William Mandella, protagonist of The Forever War, lives with his wife Marygay on the icy worldMiddle Finger, a planet of the Mizar system. Dissatisfied with the state of their society, they eventually decide to jump forward in time, using the time dilation of interstellar travel. Their intention is to travel for 10 subjective years, at relativistic speeds, into the future, during which 40,000 Earth years will have passed on Middle Finger. They, along with other Forever War veterans and other disenchanted humans on Middle Finger, hope that whatever they will find upon their return will be more to their liking. This requires the consent of the posthumangroup mind now known as 'Man', and of the alien group mind Tauran race. When permission is denied, William and allies hijack the ship. After Marygay and William head away from their planet, a series of unexplained occurrences happen and the ship starts to lose antimatter mysteriously. They abandon the ship and return home. Instead of the intended 40,000 years, they have only been away 24 Earth years. Upon arrival, they find the planet still intact, but seemingly vacant; everyone having literally disappeared at the same time as the incident on their ship.
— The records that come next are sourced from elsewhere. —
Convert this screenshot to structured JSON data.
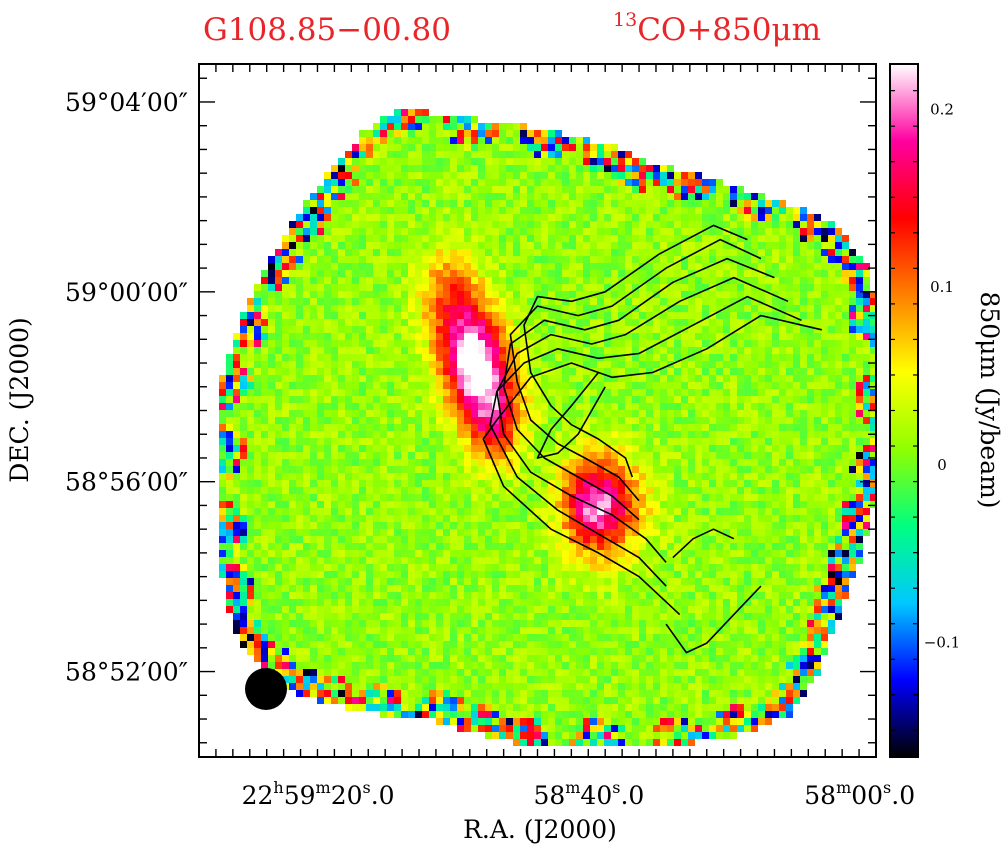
{
  "chart_data": {
    "type": "heatmap",
    "title_left": "G108.85−00.80",
    "title_right_sup": "13",
    "title_right": "CO+850μm",
    "xlabel": "R.A. (J2000)",
    "ylabel": "DEC. (J2000)",
    "colorbar_label": "850μm (Jy/beam)",
    "x_ticks": [
      {
        "h": "22",
        "m": "59",
        "s": "20",
        "frac": "0",
        "label_full": true
      },
      {
        "m": "58",
        "s": "40",
        "frac": "0",
        "label_full": false
      },
      {
        "m": "58",
        "s": "00",
        "frac": "0",
        "label_full": false
      }
    ],
    "x_tick_values_sec": [
      80,
      40,
      0
    ],
    "x_range_sec": [
      97,
      -3
    ],
    "y_ticks": [
      "59°04′00″",
      "59°00′00″",
      "58°56′00″",
      "58°52′00″"
    ],
    "y_tick_values_arcmin": [
      64,
      60,
      56,
      52
    ],
    "y_range_arcmin": [
      50.2,
      64.8
    ],
    "colorbar_ticks": [
      "0.2",
      "0.1",
      "0",
      "−0.1"
    ],
    "colorbar_tick_values": [
      0.2,
      0.1,
      0,
      -0.1
    ],
    "colorbar_range": [
      -0.165,
      0.225
    ],
    "colormap": [
      "#000000",
      "#0000ff",
      "#00c8ff",
      "#00ff80",
      "#90ff00",
      "#ffff00",
      "#ff8000",
      "#ff0000",
      "#ff00a0",
      "#ffffff"
    ],
    "beam": "filled circle, lower-left",
    "contours_13CO": [
      [
        [
          5,
          59.2
        ],
        [
          14,
          59.5
        ],
        [
          22,
          58.8
        ],
        [
          30,
          58.3
        ],
        [
          36,
          58.2
        ],
        [
          42,
          58.5
        ],
        [
          48,
          58.2
        ],
        [
          53,
          57.3
        ],
        [
          55,
          56.9
        ],
        [
          52,
          55.9
        ],
        [
          45,
          55.0
        ],
        [
          38,
          54.5
        ],
        [
          32,
          54.0
        ],
        [
          26,
          53.2
        ]
      ],
      [
        [
          8,
          59.4
        ],
        [
          16,
          59.9
        ],
        [
          24,
          59.3
        ],
        [
          32,
          58.7
        ],
        [
          38,
          58.6
        ],
        [
          44,
          58.8
        ],
        [
          49,
          58.5
        ],
        [
          53,
          57.9
        ],
        [
          54,
          57.2
        ],
        [
          50,
          56.1
        ],
        [
          44,
          55.4
        ],
        [
          38,
          54.9
        ],
        [
          32,
          54.4
        ],
        [
          28,
          53.8
        ]
      ],
      [
        [
          10,
          59.8
        ],
        [
          18,
          60.3
        ],
        [
          26,
          59.8
        ],
        [
          34,
          59.1
        ],
        [
          39,
          58.9
        ],
        [
          45,
          59.1
        ],
        [
          50,
          58.7
        ],
        [
          53,
          57.9
        ],
        [
          52,
          57.0
        ],
        [
          48,
          56.2
        ],
        [
          42,
          55.7
        ],
        [
          36,
          55.3
        ],
        [
          31,
          54.8
        ],
        [
          28,
          54.3
        ]
      ],
      [
        [
          12,
          60.3
        ],
        [
          19,
          60.7
        ],
        [
          27,
          60.2
        ],
        [
          35,
          59.4
        ],
        [
          40,
          59.2
        ],
        [
          46,
          59.4
        ],
        [
          51,
          58.9
        ],
        [
          52,
          58.0
        ],
        [
          50,
          57.1
        ],
        [
          46,
          56.5
        ],
        [
          41,
          56.1
        ],
        [
          36,
          55.7
        ],
        [
          32,
          55.2
        ]
      ],
      [
        [
          14,
          60.7
        ],
        [
          20,
          61.1
        ],
        [
          28,
          60.5
        ],
        [
          36,
          59.7
        ],
        [
          41,
          59.5
        ],
        [
          47,
          59.7
        ],
        [
          51,
          59.1
        ],
        [
          50,
          58.1
        ],
        [
          48,
          57.3
        ],
        [
          44,
          56.8
        ],
        [
          40,
          56.5
        ],
        [
          35,
          56.1
        ],
        [
          32,
          55.6
        ]
      ],
      [
        [
          16,
          61.1
        ],
        [
          21,
          61.4
        ],
        [
          29,
          60.8
        ],
        [
          37,
          60.0
        ],
        [
          42,
          59.8
        ],
        [
          47,
          59.9
        ],
        [
          49,
          59.3
        ],
        [
          48,
          58.3
        ],
        [
          45,
          57.6
        ],
        [
          42,
          57.2
        ],
        [
          38,
          56.9
        ],
        [
          34,
          56.5
        ],
        [
          33,
          56.1
        ]
      ],
      [
        [
          38,
          58.3
        ],
        [
          42,
          57.6
        ],
        [
          45,
          57.1
        ],
        [
          47,
          56.5
        ],
        [
          44,
          56.6
        ],
        [
          41,
          57.0
        ],
        [
          39,
          57.5
        ],
        [
          37,
          58.0
        ]
      ],
      [
        [
          14,
          53.8
        ],
        [
          18,
          53.2
        ],
        [
          22,
          52.6
        ],
        [
          25,
          52.4
        ],
        [
          28,
          53.0
        ]
      ],
      [
        [
          18,
          54.8
        ],
        [
          21,
          55.0
        ],
        [
          24,
          54.8
        ],
        [
          27,
          54.4
        ]
      ]
    ],
    "peaks_850um": [
      {
        "x": 56.5,
        "y": 58.6,
        "level": 0.22
      },
      {
        "x": 53.5,
        "y": 57.4,
        "level": 0.15
      },
      {
        "x": 39.0,
        "y": 55.5,
        "level": 0.18
      },
      {
        "x": 60.0,
        "y": 59.9,
        "level": 0.1
      },
      {
        "x": 34.0,
        "y": 55.5,
        "level": 0.07
      }
    ]
  }
}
They then return to Earth and in the course of the investigation they discover a shape-shifting being posing as an android cowboy at a western-themed amusement park. This being has been on Earth and the other inhabited planets for millennia and is not certain of its own origin. It also has no idea what happened to the denizens of Earth. The resolution involves a god who evidently created the universe as an experiment. This god explains that the action of leaving the galaxy on a 40,000 year round-trip is similar to a laboratory mouse escaping its cage. Eventually "God" restores the inhabitants, who have been stored in stasis.
Reception
F&SF reviewer Charles de Lint praised the novel, declaring "Forever Free is everything good science fiction should be but so often isn't: a grand adventure into what it means to be human, told through rich characterization and thoughtful scientific speculation that doesn't lag for a moment." Kirkus Reviews panned the book as a "belated, and truly terrible, sequel" to The Forever War.